Monday, February 25, 2019 3:30 PM
On Sat, Feb 23, 2019 at 4:06 PM Gunther <raj@xxxxxxxx> wrote:

Hi,

I am using an SQL queue for distributing work to massively parallel workers.

You should look into specialized queueing software.

...

I figured I might just pause all workers briefly to schedule the REINDEX Queue command, but the problem with this is that while the transaction volume is large, some jobs may take minutes to process, and in that case we need to wait minutes to quiet the database with then 47 workers sitting as idle capacity waiting for the 48th to finish so that the index can be rebuilt!

The jobs that take minutes are themselves the problem.  They prevent tuples from being cleaned up, meaning all the other jobs needs to grovel through the detritus every time they need to claim a new row.  If you got those long running jobs to end, you probably wouldn't even need to reindex--the problem would go away on its own as the dead-to-all tuples get cleaned up.
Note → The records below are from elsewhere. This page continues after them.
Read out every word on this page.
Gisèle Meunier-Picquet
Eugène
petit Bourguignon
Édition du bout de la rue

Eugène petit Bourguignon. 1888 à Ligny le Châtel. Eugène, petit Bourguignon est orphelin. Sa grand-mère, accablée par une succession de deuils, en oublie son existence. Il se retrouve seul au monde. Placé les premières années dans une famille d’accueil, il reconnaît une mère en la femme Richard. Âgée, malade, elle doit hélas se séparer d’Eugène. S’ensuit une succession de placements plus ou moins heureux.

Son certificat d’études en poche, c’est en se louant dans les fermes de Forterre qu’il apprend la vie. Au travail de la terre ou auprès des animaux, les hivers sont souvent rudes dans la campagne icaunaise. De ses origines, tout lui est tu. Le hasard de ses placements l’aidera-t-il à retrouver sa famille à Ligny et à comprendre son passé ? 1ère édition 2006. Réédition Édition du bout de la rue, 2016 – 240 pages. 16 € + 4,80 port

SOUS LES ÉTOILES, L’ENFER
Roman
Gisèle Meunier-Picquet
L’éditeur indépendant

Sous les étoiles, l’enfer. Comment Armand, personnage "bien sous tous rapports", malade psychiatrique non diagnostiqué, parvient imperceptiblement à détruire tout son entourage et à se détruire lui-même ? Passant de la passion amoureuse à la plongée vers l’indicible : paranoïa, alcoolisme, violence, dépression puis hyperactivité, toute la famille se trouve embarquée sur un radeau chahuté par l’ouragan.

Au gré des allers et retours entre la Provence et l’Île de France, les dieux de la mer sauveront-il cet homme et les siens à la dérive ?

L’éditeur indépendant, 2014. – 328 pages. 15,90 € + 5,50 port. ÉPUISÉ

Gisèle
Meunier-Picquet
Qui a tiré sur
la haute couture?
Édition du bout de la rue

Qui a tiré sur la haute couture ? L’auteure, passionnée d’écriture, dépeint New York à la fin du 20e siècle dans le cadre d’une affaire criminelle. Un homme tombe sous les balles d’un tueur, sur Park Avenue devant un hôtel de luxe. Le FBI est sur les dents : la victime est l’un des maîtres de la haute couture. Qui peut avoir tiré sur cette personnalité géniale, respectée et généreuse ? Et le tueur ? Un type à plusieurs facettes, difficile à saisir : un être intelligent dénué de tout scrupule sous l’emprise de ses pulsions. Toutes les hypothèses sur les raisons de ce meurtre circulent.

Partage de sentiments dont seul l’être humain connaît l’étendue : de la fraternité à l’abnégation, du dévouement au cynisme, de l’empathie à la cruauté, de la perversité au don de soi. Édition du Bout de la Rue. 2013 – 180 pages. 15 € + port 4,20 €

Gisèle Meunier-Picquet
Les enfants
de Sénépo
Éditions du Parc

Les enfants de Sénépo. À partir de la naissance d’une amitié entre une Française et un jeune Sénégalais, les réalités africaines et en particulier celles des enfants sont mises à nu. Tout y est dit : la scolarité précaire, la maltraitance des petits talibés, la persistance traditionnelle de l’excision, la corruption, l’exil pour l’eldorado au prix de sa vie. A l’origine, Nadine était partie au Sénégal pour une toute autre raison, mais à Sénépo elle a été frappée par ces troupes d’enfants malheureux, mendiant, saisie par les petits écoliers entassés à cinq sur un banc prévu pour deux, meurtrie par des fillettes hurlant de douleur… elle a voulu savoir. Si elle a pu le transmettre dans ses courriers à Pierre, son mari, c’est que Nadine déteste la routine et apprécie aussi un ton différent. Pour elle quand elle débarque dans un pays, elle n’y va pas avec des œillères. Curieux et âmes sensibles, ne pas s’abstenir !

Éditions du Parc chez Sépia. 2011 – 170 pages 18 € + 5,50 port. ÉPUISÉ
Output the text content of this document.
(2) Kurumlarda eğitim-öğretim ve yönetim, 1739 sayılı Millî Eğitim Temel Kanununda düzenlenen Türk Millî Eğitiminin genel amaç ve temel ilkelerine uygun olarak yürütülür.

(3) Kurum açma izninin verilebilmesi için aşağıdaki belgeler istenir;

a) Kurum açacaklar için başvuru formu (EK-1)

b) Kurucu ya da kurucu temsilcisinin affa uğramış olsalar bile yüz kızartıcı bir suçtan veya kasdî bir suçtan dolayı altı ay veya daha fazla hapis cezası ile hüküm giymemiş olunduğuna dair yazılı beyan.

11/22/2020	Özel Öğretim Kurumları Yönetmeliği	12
Locking a tuple and leaving the transaction open for minutes is going to cause no end of trouble on a highly active system.  You should look at a three-state method where the tuple can be pending/claimed/finished, rather than pending/locked/finished.  That way the process commits immediately after claiming the tuple, and then records the outcome in another transaction once it is done processing.  You will need a way to detect processes that failed after claiming a row but before finishing, but implementing that is going to be easier than all of this re-indexing stuff you are trying to do now.  You would claim the row by updating a field in it to have something distinctive about the process, like its hostname and pid, so you can figure out if it is still running when it comes time to clean up apparently forgotten entries.